The new cobalt and nickel alloys can withstand 800 degree C-class steam, and could be used for the processing of such materials as boiler piping and turbine rotor blades. The article added, “[c]urrently, iron alloys are in use at coal-fired power plants. As the temperature-resistance limit of an iron alloy is considered to be about 600 deg C, a new material is needed for use in steam temperatures beyond that. To that end, the development of materials that can withstand 700 deg C-class high temperature steam is being advanced in Japan, the U.S., Europe and other countries.”
Presently, coal-fired power generation efficiency at the generating end is about 43 percent at 600 degree C-class ultra-supercritical (USC) plants, the article said, adding that Tohoku University is “expecting 50% efficiency at the sending end” from forgings that use such nickel or cobalt alloys.
USC coal plants require less coal per megawatt-hour, leading to lower emissions, higher efficiency, and lower fuel costs per megawatt. And the fossil fuel industry has made considerable progress in increasing the efficiency of supercritical (SC) and USC technology, Engineering and Technology Magazine reported. Such advances are important as currently coal produces more than 40 percent of the world’s power and its use is expected to rise, especially in emerging markets.

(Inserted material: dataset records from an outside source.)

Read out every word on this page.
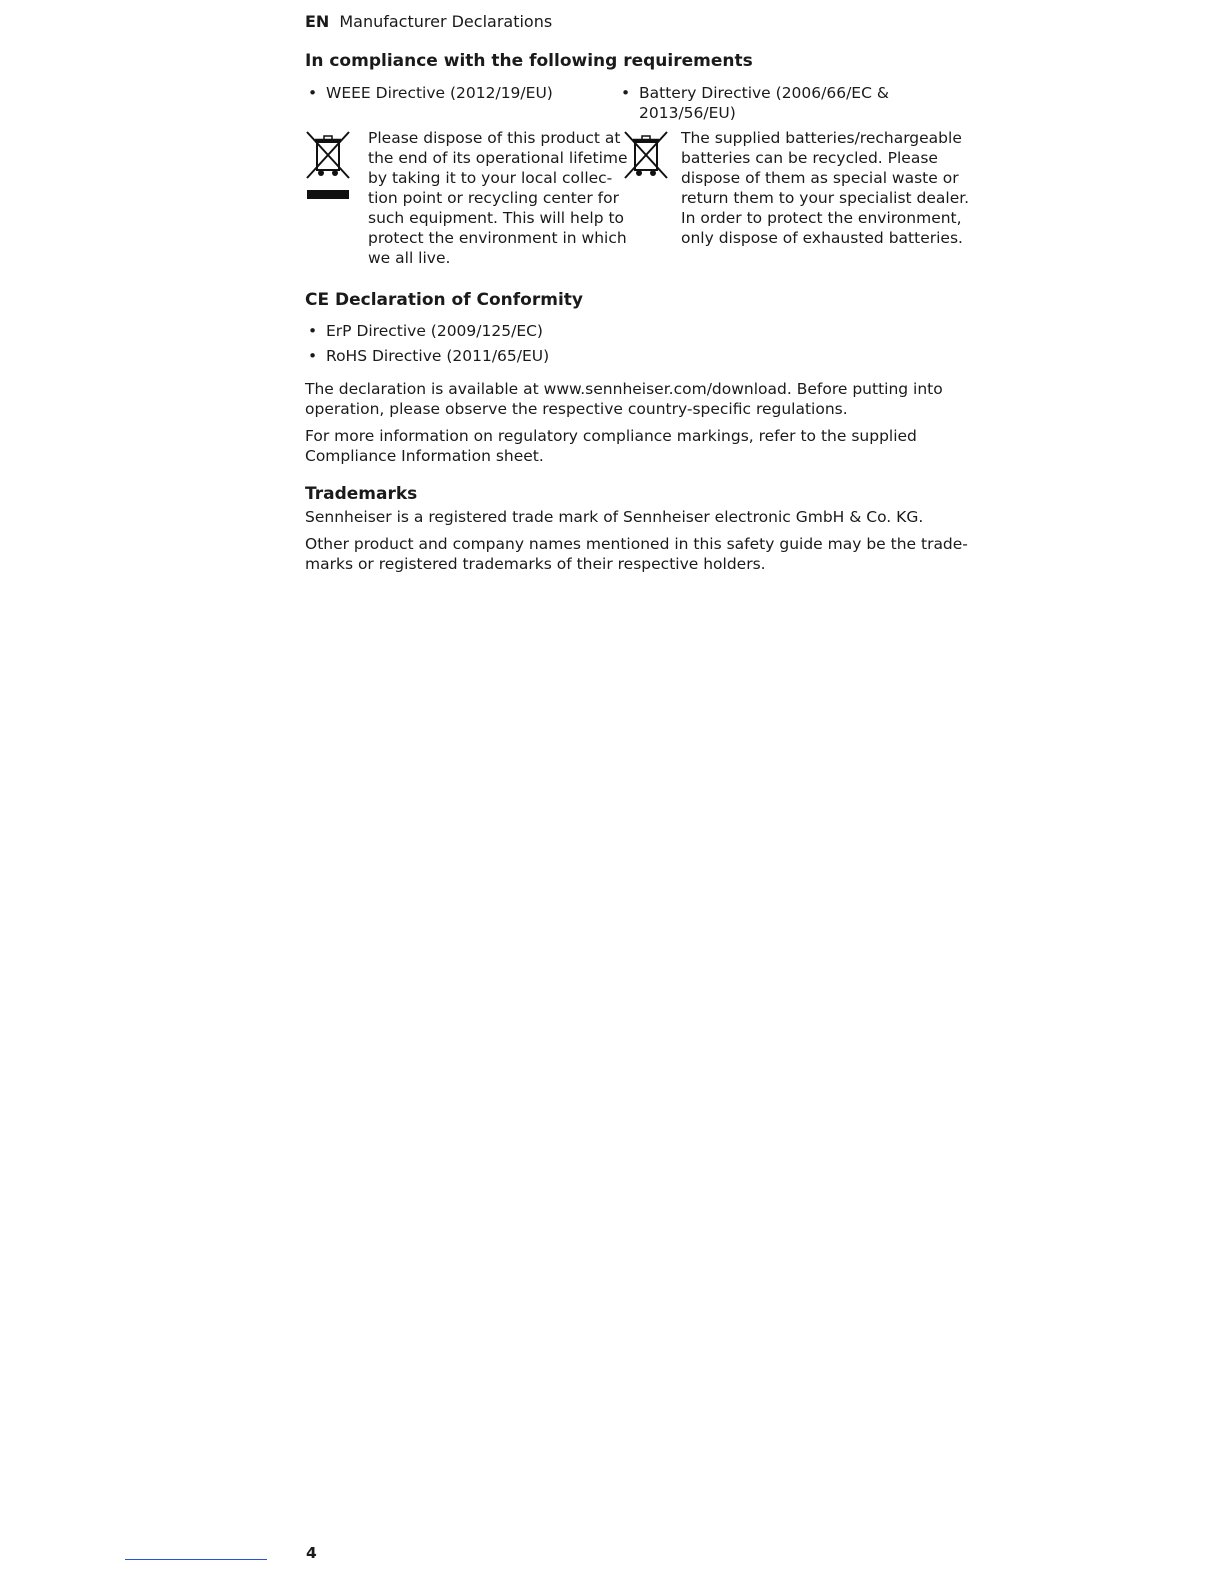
EN Manufacturer Declarations
In compliance with the following requirements
• WEEE Directive (2012/19/EU)
Please dispose of this product at
the end of its operational lifetime
by taking it to your local collec-
tion point or recycling center for
such equipment. This will help to
protect the environment in which
we all live.
• Battery Directive (2006/66/EC &
2013/56/EU)
The supplied batteries/rechargeable
batteries can be recycled. Please
dispose of them as special waste or
return them to your specialist dealer.
In order to protect the environment,
only dispose of exhausted batteries.
CE Declaration of Conformity
• ErP Directive (2009/125/EC)
• RoHS Directive (2011/65/EU)
The declaration is available at www.sennheiser.com/download. Before putting into
operation, please observe the respective country-specific regulations.
For more information on regulatory compliance markings, refer to the supplied
Compliance Information sheet.
Trademarks
Sennheiser is a registered trade mark of Sennheiser electronic GmbH & Co. KG.
Other product and company names mentioned in this safety guide may be the trade-
marks or registered trademarks of their respective holders.
4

Coal-fired demand will not cure oversupply
“Cobalt’s applications are growing, from prosthetics to aerospace to power plants,” a London-based analyst told Cobalt Investing News. “Cobalt alloys in coal-fired plants should help increase demand for cobalt, but it is unlikely to cure the oversupply in the market. The impact of such demand is going to be small for now until we have a better idea of how much cobalt will really be needed in USC plants.”

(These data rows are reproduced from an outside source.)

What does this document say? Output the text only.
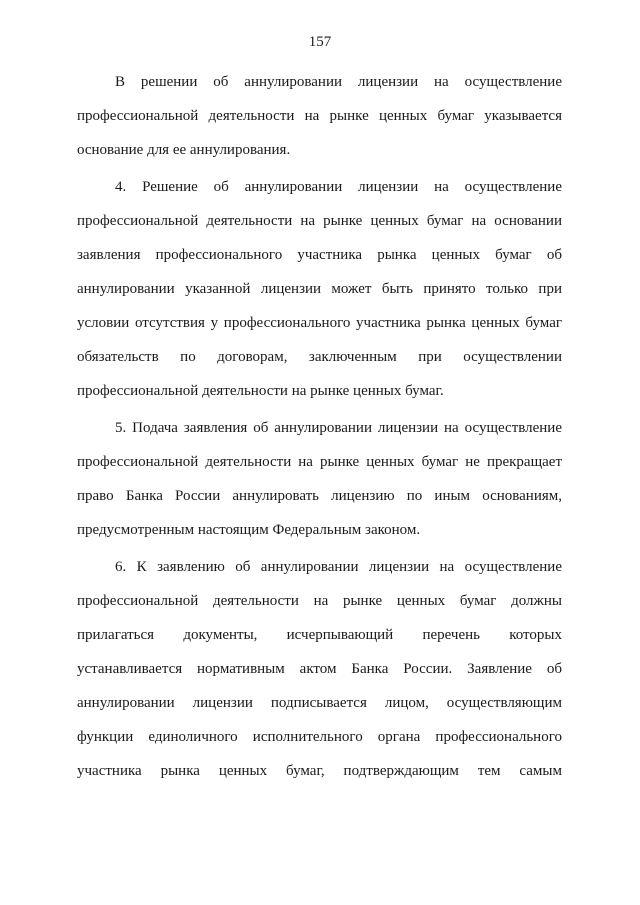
157
В решении об аннулировании лицензии на осуществление
профессиональной деятельности на рынке ценных бумаг указывается
основание для ее аннулирования.
4. Решение об аннулировании лицензии на осуществление
профессиональной деятельности на рынке ценных бумаг на основании
заявления профессионального участника рынка ценных бумаг об
аннулировании указанной лицензии может быть принято только при
условии отсутствия у профессионального участника рынка ценных бумаг
обязательств по договорам, заключенным при осуществлении
профессиональной деятельности на рынке ценных бумаг.
5. Подача заявления об аннулировании лицензии на осуществление
профессиональной деятельности на рынке ценных бумаг не прекращает
право Банка России аннулировать лицензию по иным основаниям,
предусмотренным настоящим Федеральным законом.
6. К заявлению об аннулировании лицензии на осуществление
профессиональной деятельности на рынке ценных бумаг должны
прилагаться документы, исчерпывающий перечень которых
устанавливается нормативным актом Банка России. Заявление об
аннулировании лицензии подписывается лицом, осуществляющим
функции единоличного исполнительного органа профессионального
участника рынка ценных бумаг, подтверждающим тем самым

The Cobalt Development Institute says that cobalt has a high melting point, about 1,493 degrees Celsius, and retains its strength to a high temperature and is hence useful in cutting tools, superalloys, surface coating, high-speed steels, cemented carbides, and diamond tooling.

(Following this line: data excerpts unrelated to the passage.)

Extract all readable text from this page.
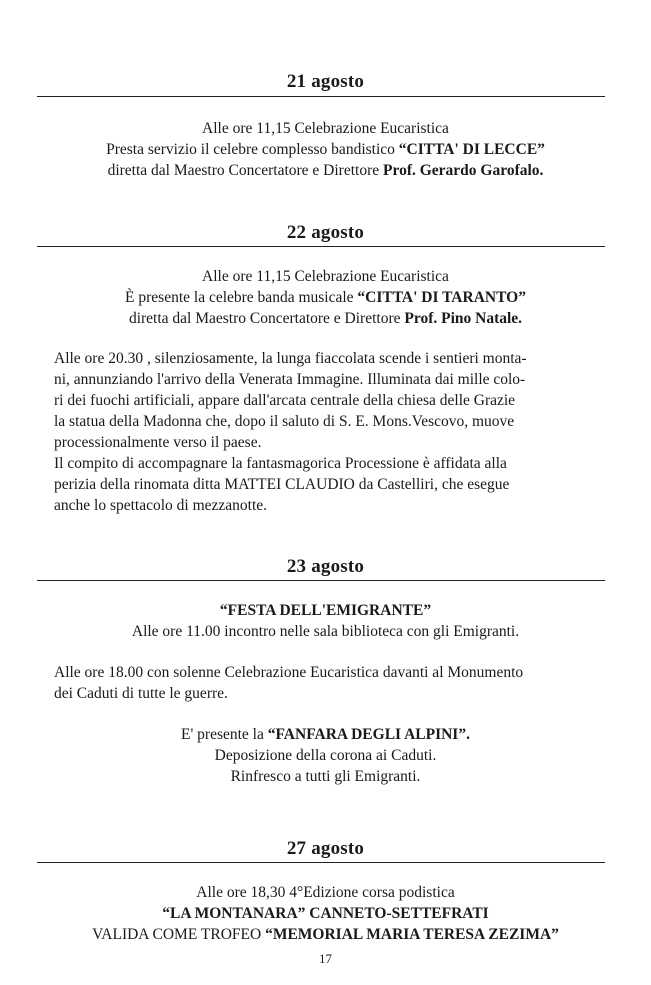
21 agosto
Alle ore 11,15 Celebrazione Eucaristica
Presta servizio il celebre complesso bandistico “CITTA' DI LECCE”
diretta dal Maestro Concertatore e Direttore Prof. Gerardo Garofalo.
22 agosto
Alle ore 11,15 Celebrazione Eucaristica
È presente la celebre banda musicale “CITTA' DI TARANTO”
diretta dal Maestro Concertatore e Direttore Prof. Pino Natale.
Alle ore 20.30 , silenziosamente, la lunga fiaccolata scende i sentieri monta-
ni, annunziando l'arrivo della Venerata Immagine. Illuminata dai mille colo-
ri dei fuochi artificiali, appare dall'arcata centrale della chiesa delle Grazie
la statua della Madonna che, dopo il saluto di S. E. Mons.Vescovo, muove
processionalmente verso il paese.
Il compito di accompagnare la fantasmagorica Processione è affidata alla
perizia della rinomata ditta MATTEI CLAUDIO da Castelliri, che esegue
anche lo spettacolo di mezzanotte.
23 agosto
“FESTA DELL'EMIGRANTE”
Alle ore 11.00 incontro nelle sala biblioteca con gli Emigranti.
Alle ore 18.00 con solenne Celebrazione Eucaristica davanti al Monumento
dei Caduti di tutte le guerre.
E' presente la “FANFARA DEGLI ALPINI”.
Deposizione della corona ai Caduti.
Rinfresco a tutti gli Emigranti.
27 agosto
Alle ore 18,30 4°Edizione corsa podistica
“LA MONTANARA” CANNETO-SETTEFRATI
VALIDA COME TROFEO “MEMORIAL MARIA TERESA ZEZIMA”
17
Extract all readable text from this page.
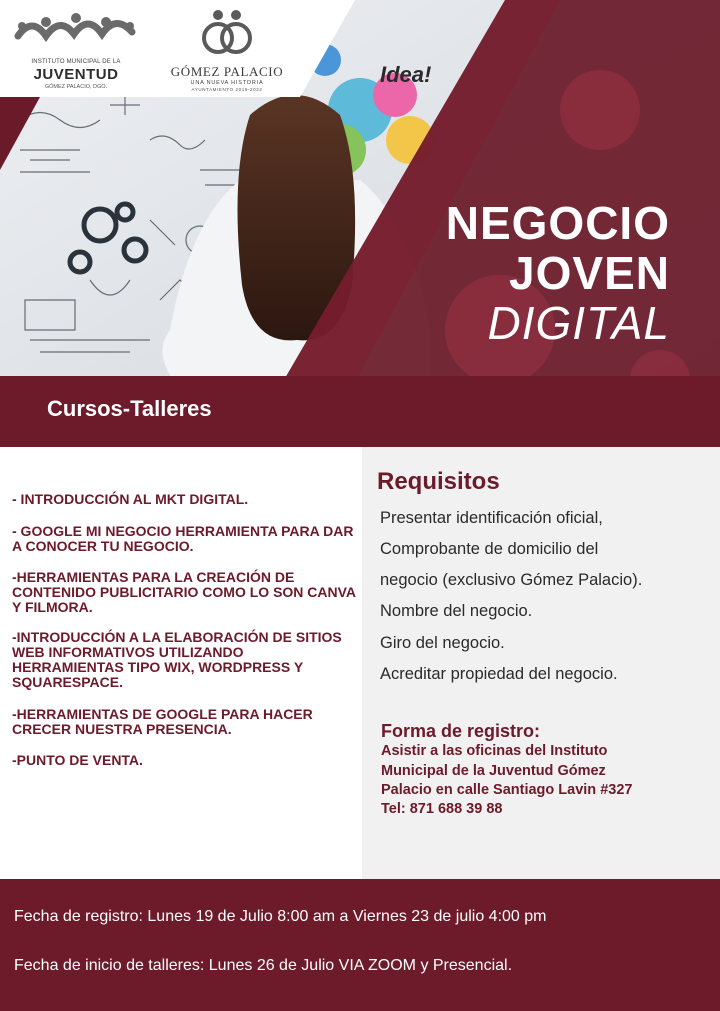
Idea!
INSTITUTO MUNICIPAL DE LA
JUVENTUD
GÓMEZ PALACIO, DGO.
GÓMEZ PALACIO
UNA NUEVA HISTORIA
AYUNTAMIENTO 2019-2022
NEGOCIO
JOVEN
DIGITAL
Cursos-Talleres
- INTRODUCCIÓN AL MKT DIGITAL.
- GOOGLE MI NEGOCIO HERRAMIENTA PARA DAR A CONOCER TU NEGOCIO.
-HERRAMIENTAS PARA LA CREACIÓN DE CONTENIDO PUBLICITARIO COMO LO SON CANVA Y FILMORA.
-INTRODUCCIÓN A LA ELABORACIÓN DE SITIOS WEB INFORMATIVOS UTILIZANDO HERRAMIENTAS TIPO WIX, WORDPRESS Y SQUARESPACE.
-HERRAMIENTAS DE GOOGLE PARA HACER CRECER NUESTRA PRESENCIA.
-PUNTO DE VENTA.
Requisitos
Presentar identificación oficial,
Comprobante de domicilio del
negocio (exclusivo Gómez Palacio).
Nombre del negocio.
Giro del negocio.
Acreditar propiedad del negocio.
Forma de registro:
Asistir a las oficinas del Instituto
Municipal de la Juventud Gómez
Palacio en calle Santiago Lavin #327
Tel: 871 688 39 88
Fecha de registro: Lunes 19 de Julio 8:00 am a Viernes 23 de julio 4:00 pm
Fecha de inicio de talleres: Lunes 26 de Julio VIA ZOOM y Presencial.
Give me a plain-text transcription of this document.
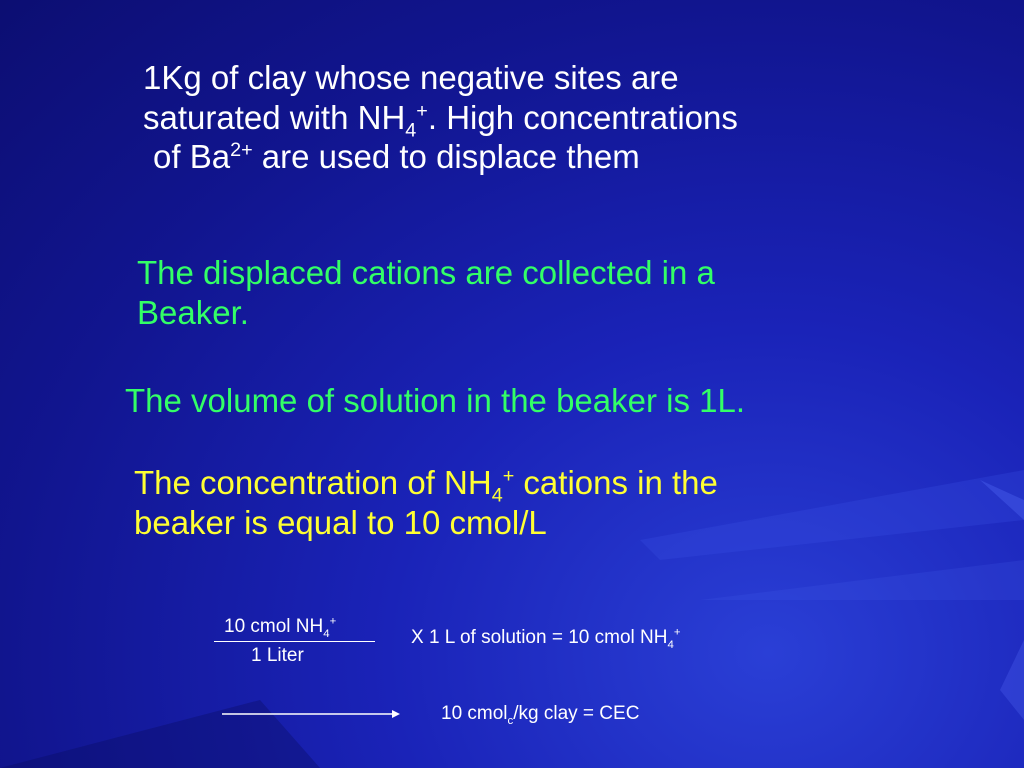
1Kg of clay whose negative sites are
saturated with $NH_4^+$. High concentrations
of $Ba^{2+}$ are used to displace them
The displaced cations are collected in a
Beaker.
The volume of solution in the beaker is 1L.
The concentration of $NH_4^+$ cations in the
beaker is equal to 10 cmol/L
10 cmol $NH_4^+$
1 Liter
X 1 L of solution = 10 cmol $NH_4^+$
10 cmol$_c$/kg clay = CEC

Demand for cobalt, which is primarily a by-product of nickel and copper mining, is expected to rise seven percent year-on-year, and an oversupply in the market is expected to last at least until 2013. Demand is expected to rise to over 100,000 tonnes by 2016. Most of the demand is going to come from chemicals for the battery industry and superalloys for aircraft engines.
“Demand for cobalt for use in coal plants is still developing,” the analyst said. “Many companies are building USC coal-fired plants in emerging markets, where the growth is going to come from.”
In February, Hitachi won an order to supply two 1,050 megawatt USC coal-fired thermal plants in South Korea. China, the US, and other countries are also constructing SC and USC coal-fired power plants.
The Democratic Republic of the Congo supplies nearly two-thirds of the globe’s cobalt, most of which is refined in China. Most western countries have classified cobalt as a critical mineral and have expressed the belief that the supply dominance of China and Congo needs to end.
Securities Disclosure: I, Karan Kumar, hold no direct investment interest in any company mentioned in this article.